Limone and Salvati spent more than 30 years in prison before they were exonerated five years ago after the revelation that secret FBI reports, never turned over at their 1968 trial, indicated they had been framed by the government’s key witness, Mafia hitman Joseph ‘‘The Animal’’ Barboza. Tameleo and Greco died in prison.

Dukakis acknowledged he knew nothing about allegations that then-FBI agent Dennis Condon was aware Barboza was lying and yet vouched for his credibility during the trial.

But on the stand, Dukakis defended the integrity of Condon, who served as public safety commissioner during his administration. He later told reporters, ‘‘There really wasn’t a better public servant walking the earth, in my opinion.’’

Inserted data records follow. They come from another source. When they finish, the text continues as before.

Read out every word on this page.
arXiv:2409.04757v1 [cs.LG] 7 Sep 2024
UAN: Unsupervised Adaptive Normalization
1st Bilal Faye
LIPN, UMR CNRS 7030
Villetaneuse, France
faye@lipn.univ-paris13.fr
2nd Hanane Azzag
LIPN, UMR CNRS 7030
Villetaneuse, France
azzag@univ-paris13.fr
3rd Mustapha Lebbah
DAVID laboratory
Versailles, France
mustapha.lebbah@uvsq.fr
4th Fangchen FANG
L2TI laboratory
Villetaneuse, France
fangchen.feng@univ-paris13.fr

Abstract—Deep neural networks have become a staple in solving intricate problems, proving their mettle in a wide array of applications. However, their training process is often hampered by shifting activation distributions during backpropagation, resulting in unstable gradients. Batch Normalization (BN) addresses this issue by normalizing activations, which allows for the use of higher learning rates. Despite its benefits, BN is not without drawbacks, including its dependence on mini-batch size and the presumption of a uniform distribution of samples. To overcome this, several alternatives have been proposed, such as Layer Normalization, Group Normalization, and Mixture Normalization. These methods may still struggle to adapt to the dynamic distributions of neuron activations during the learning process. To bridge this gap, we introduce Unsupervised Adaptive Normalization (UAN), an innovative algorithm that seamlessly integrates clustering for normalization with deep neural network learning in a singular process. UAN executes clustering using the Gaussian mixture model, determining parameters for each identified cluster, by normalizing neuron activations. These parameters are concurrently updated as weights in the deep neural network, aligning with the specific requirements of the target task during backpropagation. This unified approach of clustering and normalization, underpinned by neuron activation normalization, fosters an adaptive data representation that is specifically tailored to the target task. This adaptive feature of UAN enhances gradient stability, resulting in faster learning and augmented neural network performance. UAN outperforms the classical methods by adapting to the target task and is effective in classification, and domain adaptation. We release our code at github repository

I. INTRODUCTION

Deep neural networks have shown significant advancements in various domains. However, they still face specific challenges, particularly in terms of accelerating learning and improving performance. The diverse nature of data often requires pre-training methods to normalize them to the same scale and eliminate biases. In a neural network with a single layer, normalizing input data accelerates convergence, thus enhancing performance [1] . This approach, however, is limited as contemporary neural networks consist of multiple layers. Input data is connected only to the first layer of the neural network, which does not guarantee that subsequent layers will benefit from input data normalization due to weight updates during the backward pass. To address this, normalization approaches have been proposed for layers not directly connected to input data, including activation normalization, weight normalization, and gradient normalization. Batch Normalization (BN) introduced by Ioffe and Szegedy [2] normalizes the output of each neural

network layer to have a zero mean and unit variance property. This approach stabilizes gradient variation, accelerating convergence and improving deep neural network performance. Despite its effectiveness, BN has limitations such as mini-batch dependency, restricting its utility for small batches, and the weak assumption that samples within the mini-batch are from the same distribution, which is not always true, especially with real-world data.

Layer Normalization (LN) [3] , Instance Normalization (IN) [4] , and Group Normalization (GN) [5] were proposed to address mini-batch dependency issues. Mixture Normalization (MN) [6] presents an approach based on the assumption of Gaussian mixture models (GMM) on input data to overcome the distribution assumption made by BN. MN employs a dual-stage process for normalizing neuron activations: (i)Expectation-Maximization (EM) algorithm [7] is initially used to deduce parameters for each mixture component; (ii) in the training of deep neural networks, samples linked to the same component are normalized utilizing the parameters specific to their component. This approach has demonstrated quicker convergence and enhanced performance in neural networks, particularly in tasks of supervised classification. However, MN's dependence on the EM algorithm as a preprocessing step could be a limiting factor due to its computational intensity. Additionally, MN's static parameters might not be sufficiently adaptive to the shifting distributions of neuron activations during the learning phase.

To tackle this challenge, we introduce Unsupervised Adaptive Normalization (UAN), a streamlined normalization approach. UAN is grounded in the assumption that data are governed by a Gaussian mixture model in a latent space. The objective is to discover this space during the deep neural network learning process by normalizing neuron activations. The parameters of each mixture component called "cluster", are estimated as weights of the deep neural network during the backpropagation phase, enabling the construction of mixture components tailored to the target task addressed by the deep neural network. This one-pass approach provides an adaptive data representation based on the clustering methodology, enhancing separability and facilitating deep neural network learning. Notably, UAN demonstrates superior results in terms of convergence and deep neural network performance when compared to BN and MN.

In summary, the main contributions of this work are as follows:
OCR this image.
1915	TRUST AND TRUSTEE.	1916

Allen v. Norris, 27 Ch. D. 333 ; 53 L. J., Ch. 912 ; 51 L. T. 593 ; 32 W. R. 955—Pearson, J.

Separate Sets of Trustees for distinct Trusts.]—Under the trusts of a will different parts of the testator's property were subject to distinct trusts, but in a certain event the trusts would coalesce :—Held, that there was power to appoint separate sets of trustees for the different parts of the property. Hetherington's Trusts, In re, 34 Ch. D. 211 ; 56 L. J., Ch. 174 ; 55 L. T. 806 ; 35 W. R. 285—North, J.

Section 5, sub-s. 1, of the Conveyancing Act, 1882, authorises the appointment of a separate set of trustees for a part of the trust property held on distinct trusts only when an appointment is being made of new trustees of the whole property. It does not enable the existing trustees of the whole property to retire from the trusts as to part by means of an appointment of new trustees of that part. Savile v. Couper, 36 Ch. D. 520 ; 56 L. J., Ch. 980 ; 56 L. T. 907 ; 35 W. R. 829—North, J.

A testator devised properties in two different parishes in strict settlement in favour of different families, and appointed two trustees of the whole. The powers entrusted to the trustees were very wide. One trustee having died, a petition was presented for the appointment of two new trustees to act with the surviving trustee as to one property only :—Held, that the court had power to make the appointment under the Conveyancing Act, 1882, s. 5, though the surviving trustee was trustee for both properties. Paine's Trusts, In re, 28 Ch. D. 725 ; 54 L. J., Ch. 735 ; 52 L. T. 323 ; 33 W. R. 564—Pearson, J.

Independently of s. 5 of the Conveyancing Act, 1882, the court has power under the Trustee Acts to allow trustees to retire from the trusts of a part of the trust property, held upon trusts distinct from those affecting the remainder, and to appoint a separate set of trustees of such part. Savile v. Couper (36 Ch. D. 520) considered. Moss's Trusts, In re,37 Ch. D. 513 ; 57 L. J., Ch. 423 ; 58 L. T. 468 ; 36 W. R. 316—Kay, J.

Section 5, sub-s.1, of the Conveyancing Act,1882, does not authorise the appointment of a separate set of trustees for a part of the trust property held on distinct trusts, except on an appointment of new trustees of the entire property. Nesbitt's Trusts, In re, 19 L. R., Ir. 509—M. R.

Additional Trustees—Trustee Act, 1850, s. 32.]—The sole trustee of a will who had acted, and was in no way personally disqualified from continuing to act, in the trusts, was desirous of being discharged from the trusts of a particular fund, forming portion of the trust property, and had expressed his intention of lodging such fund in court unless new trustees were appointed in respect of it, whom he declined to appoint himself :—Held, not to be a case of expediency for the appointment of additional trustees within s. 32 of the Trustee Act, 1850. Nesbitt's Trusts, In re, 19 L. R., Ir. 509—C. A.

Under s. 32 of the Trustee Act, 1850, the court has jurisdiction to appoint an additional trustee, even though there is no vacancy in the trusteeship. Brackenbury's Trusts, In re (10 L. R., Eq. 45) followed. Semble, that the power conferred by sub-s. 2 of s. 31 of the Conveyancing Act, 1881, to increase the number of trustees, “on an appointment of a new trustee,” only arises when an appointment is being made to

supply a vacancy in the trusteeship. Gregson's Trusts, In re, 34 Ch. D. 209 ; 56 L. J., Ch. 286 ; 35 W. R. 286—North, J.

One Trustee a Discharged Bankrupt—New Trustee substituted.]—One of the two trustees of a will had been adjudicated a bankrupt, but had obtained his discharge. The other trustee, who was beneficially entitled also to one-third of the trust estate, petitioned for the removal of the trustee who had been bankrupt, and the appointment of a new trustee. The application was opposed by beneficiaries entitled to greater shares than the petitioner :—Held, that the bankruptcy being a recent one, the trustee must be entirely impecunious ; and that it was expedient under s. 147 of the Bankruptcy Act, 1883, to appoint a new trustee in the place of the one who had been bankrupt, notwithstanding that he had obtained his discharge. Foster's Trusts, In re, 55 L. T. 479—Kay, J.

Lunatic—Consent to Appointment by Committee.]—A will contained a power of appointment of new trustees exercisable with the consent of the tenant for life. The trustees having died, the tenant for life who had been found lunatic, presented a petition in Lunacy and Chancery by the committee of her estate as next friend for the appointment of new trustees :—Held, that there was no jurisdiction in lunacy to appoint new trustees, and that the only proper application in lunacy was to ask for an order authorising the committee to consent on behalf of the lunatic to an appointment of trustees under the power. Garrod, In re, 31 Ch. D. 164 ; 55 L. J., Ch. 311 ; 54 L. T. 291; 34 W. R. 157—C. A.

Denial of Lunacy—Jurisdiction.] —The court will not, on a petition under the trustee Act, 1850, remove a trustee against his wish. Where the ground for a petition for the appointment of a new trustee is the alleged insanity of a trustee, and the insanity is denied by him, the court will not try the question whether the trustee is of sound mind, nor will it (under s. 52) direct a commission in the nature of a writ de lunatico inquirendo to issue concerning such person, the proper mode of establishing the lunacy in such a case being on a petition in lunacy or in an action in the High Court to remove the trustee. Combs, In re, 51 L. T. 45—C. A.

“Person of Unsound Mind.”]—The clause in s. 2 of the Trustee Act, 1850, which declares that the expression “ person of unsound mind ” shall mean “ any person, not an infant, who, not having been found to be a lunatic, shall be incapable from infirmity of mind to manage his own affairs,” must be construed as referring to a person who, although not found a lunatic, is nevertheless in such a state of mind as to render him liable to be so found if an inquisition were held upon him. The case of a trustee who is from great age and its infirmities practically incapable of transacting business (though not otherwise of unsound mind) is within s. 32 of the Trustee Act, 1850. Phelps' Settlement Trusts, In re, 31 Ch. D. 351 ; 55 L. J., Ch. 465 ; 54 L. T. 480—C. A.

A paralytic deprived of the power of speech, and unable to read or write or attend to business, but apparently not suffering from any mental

Barboza testified during the 1968 trial that Limone, who allegedly had ties to organized crime, paid him $7,500 to kill Deegan and that Tameleo, the mob’s reputed consigliere, sanctioned the hit. Barboza, who was given leniency for his cooperation, claimed Salvati and Greco participated in the slaying.

In earlier testimony Wednesday, former defense attorney F. Lee Bailey testified that Barboza confided to him two years after the convictions that Rico was part of a plot to frame the four men.

Bailey said Barboza claimed that Rico told him the FBI wanted to prosecute ‘‘high-profile’’ organized crime figures and suggested he implicate Tameleo and Limone in Deegan’s slaying.

‘‘He said he was told (by Rico) to give us two and you can name two,’’ said Bailey, adding that Barboza added Salvati and Greco because he disliked them.

Bailey said Barboza admitted protecting one of the true killers, his close friend Vincent ‘‘Jimmy’’ Flemmi, who was also an FBI informant. Flemmi, who died in prison in 1979, was the brother of longtime FBI informant, Stephen Flemmi.

Bailey said he agreed to represent Barboza in his recantation, but only after the mobster said he would take a lie detector test. But Bailey said the test was never given.

Barboza’s possible recantation became public in 1970 when he signed an affidavit saying portions of his trial testimony were false. But later Barboza told federal prosecutors he was only pretending to recant as part of a plot to extort money from local Mafia leaders, according to court records.

Barboza was gunned down by another mobster in 1976 in San Francisco.

Rico died in January 2004, in jail, awaiting trial on charges that he helped Bulger and Stephen Flemmi orchestrate the 1981 slaying of Tulsa businessman Roger Wheeler.